Fernando’s homemade menudo, a spicy soup that many people claim cures everything from a cold to hangovers, is also a customer favorite. The labor-intensive soup is only offered on weekends.

“When we first started out, we would make one pot (about 30 servings), but we were selling out of it in 20 minutes,” Fernando Aguilar says. “We started making two pots per weekend, but even then, people were placing orders during the week or offering to buy the whole pot; so now we’ve started making a third pot.”

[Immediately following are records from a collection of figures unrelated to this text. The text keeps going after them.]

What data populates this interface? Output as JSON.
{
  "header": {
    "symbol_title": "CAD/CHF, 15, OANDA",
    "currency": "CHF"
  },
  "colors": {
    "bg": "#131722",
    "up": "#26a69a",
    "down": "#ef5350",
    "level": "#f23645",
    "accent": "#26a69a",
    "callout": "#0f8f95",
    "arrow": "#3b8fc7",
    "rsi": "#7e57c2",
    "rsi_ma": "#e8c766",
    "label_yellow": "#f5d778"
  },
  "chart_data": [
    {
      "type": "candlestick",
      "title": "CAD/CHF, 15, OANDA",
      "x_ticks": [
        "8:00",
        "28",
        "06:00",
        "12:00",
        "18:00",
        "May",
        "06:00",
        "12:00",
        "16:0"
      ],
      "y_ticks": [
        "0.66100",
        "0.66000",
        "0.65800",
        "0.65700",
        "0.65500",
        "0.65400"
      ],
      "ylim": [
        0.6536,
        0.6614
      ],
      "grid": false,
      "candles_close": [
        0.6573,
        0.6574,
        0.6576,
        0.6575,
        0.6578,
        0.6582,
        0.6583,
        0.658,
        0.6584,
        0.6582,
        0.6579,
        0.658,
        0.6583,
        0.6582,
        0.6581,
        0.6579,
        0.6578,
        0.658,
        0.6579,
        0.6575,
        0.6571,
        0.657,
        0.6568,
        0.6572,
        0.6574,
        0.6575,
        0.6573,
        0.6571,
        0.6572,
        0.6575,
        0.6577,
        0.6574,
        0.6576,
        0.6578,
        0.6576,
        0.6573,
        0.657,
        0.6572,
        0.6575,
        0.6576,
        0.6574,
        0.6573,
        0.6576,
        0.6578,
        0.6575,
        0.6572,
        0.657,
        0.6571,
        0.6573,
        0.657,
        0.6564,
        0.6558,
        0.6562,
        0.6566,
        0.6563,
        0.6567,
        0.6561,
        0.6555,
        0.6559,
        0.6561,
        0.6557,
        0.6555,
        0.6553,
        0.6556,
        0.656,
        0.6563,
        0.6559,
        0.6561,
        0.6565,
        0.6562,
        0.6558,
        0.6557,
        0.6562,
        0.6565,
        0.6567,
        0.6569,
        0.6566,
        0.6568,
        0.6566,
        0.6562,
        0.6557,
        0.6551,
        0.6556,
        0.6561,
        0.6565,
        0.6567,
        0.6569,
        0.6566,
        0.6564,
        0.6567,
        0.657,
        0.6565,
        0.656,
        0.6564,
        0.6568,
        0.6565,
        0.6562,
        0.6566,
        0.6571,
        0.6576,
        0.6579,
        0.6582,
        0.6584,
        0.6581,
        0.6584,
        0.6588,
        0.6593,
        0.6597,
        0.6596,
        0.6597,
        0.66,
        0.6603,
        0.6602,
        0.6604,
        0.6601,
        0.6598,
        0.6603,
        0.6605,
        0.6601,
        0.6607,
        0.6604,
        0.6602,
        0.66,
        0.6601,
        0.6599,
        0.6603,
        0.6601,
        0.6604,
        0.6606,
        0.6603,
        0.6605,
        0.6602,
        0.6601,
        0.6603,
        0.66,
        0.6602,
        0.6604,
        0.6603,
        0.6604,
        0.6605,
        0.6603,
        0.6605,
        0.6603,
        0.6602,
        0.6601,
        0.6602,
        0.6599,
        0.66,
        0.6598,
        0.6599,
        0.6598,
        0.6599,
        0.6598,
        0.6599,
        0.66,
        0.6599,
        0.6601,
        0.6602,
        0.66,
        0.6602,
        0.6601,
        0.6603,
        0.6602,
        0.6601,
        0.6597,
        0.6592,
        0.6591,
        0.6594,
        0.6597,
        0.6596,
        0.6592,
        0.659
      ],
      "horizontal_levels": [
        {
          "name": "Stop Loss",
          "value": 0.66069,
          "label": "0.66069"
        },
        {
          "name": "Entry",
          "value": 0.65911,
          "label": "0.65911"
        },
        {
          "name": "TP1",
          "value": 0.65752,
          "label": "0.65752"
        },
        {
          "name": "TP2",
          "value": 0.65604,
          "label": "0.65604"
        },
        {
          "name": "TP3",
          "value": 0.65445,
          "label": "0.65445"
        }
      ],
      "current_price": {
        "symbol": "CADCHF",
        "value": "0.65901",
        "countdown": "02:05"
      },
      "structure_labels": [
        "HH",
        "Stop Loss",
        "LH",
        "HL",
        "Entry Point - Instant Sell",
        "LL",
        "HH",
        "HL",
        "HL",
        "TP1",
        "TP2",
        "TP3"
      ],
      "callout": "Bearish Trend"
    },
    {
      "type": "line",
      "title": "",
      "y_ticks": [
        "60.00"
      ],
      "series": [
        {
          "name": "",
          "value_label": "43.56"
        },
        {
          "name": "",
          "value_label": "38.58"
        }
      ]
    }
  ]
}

Not that the Aguilar’s are complaining. Due to COVID and being closed for so long, it’s taken time to attract new customers and for longtime customers to return. In addition to in-door dining, the restaurant offers pickup and delivery service.

“I wish business would pick up during the week,” Fernando Aguilar admits. “Sometimes things can be slow around here.

“But Patrick and I are determined to keep the restaurant going and passed down for many more generations.”

Los Alamos, which is named after a small town in northwestern Mexico, specializes in Mexican style breakfast plates like eggs served with chorizo, a spicy sausage, and “huevos” (eggs) a la Mexicana, which consists of scrambled eggs mixed with jalapenos, onions and tomato. Breakfast is available to order all day. (Jacob Ford|Odessa American)

Los Alamos is open from 7 a.m. to 3 p.m., Monday through Friday and 8 a.m. to 3 p.m. on Saturday and Sunday. The Aguilar’s earlier this year tried expanding their weekday hours to 9 p.m. Although the later hours were drawing more customers, it was exhausting to work such long hours, both men say.

“We’ve always gotten along,” said Patrick. “But we noticed that we were butting heads a lot more. It’s tough when you work together all day and then go home together.”

If the business continues to grow, they plan to hire more help and expand the restaurant’s hours again, the elder Aguilar said.

For now, father and son will continue grinding it out, determined to keep the family’s legacy alive.

What they don’t do, is cook much when they’re not at work.

“No, there is no cooking at home,” Fernando Aguilar says with a laugh. “Do you know what we did for dinner last night – Chick-fil-A.”